I know a couple who recently experienced a horrific experience. An experience most wouldn't wish on their most hated enemy. This couple lost their five-month old little girl. One morning, the father woke up early, fed the tiny little girl, drove her to the nursery school, where she was going to spend a couple of hours. Before they could pick her up that afternoon, they received a phone call telling them the baby was gone, a victim of something called Sudden Infant Death Syndrome or SIDS. She left behind a mother, a father and a 4-year-old sister.
I saw the father the other day and he was trying to tell me the story. He told me about how his baby was just starting to show her personality. She wasn't just an "it" anymore. She was a human being, my daughter, he said.
But now she is gone and the rest of the family was left to struggle with "Why?" Why did something like this happen? What is there to learn from something like this? How do we go forward? How do we survive?

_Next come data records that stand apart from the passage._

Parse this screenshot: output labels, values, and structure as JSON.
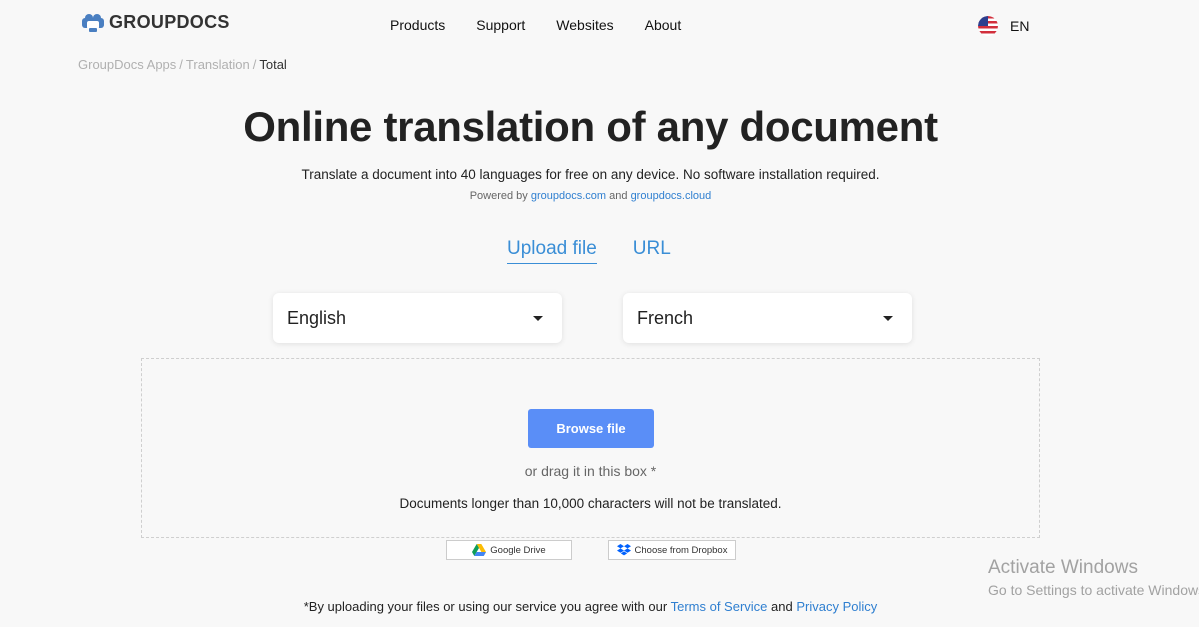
{
  "header": {
    "logo_text": "GROUPDOCS",
    "nav": [
      "Products",
      "Support",
      "Websites",
      "About"
    ],
    "language": "EN"
  },
  "breadcrumb": {
    "items": [
      "GroupDocs Apps",
      "Translation"
    ],
    "current": "Total",
    "separator": "/"
  },
  "hero": {
    "title": "Online translation of any document",
    "subtitle": "Translate a document into 40 languages for free on any device. No software installation required.",
    "powered_prefix": "Powered by",
    "powered_link1": "groupdocs.com",
    "powered_and": "and",
    "powered_link2": "groupdocs.cloud"
  },
  "tabs": {
    "upload": "Upload file",
    "url": "URL"
  },
  "languages": {
    "source": "English",
    "target": "French"
  },
  "dropzone": {
    "browse_label": "Browse file",
    "drag_hint": "or drag it in this box *",
    "limit_note": "Documents longer than 10,000 characters will not be translated."
  },
  "cloud": {
    "gdrive_label": "Google Drive",
    "dropbox_label": "Choose from Dropbox"
  },
  "terms": {
    "prefix": "*By uploading your files or using our service you agree with our",
    "tos": "Terms of Service",
    "and": "and",
    "privacy": "Privacy Policy"
  },
  "watermark": {
    "title": "Activate Windows",
    "subtitle": "Go to Settings to activate Windows."
  },
  "colors": {
    "accent": "#3a8ed6",
    "browse_button": "#5a8ef7",
    "background": "#f8f8f8"
  },
  "icons": [
    "groupdocs-logo-icon",
    "us-flag-icon",
    "caret-down-icon",
    "google-drive-icon",
    "dropbox-icon"
  ]
}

I searched for just the right words. I stalled to find the perfect anecdote or story to help. But there are no right words. There is no story or helpful anecdote that will help a grieving mother and father through the death of a child. It just doesn't happen.
There was a time in my past, when I thought as a minister I was supposed to have all the right words at just the right time. I could help any grieving person by sharing a story, or a word of scripture or a simple, "maybe it's just the Lord's will."
The problem is, it's not "the Lord's will." There is no Psalm of comfort in those settings. Explanations are just beyond reach. Time will heal some wounds, or at least makes them bearable, but nobody knows how much time is needed for each case.
I struggled with the silence as the tears welled up in this dad's eyes. I had nothing to say. All I could do was listen and say, I'm sorry. You're right. It's not fair. I wish it never happened.
After the grieving father left, I sat there on that ragged edge of silence, searching for answers. Then I realized that maybe my silence was the answer.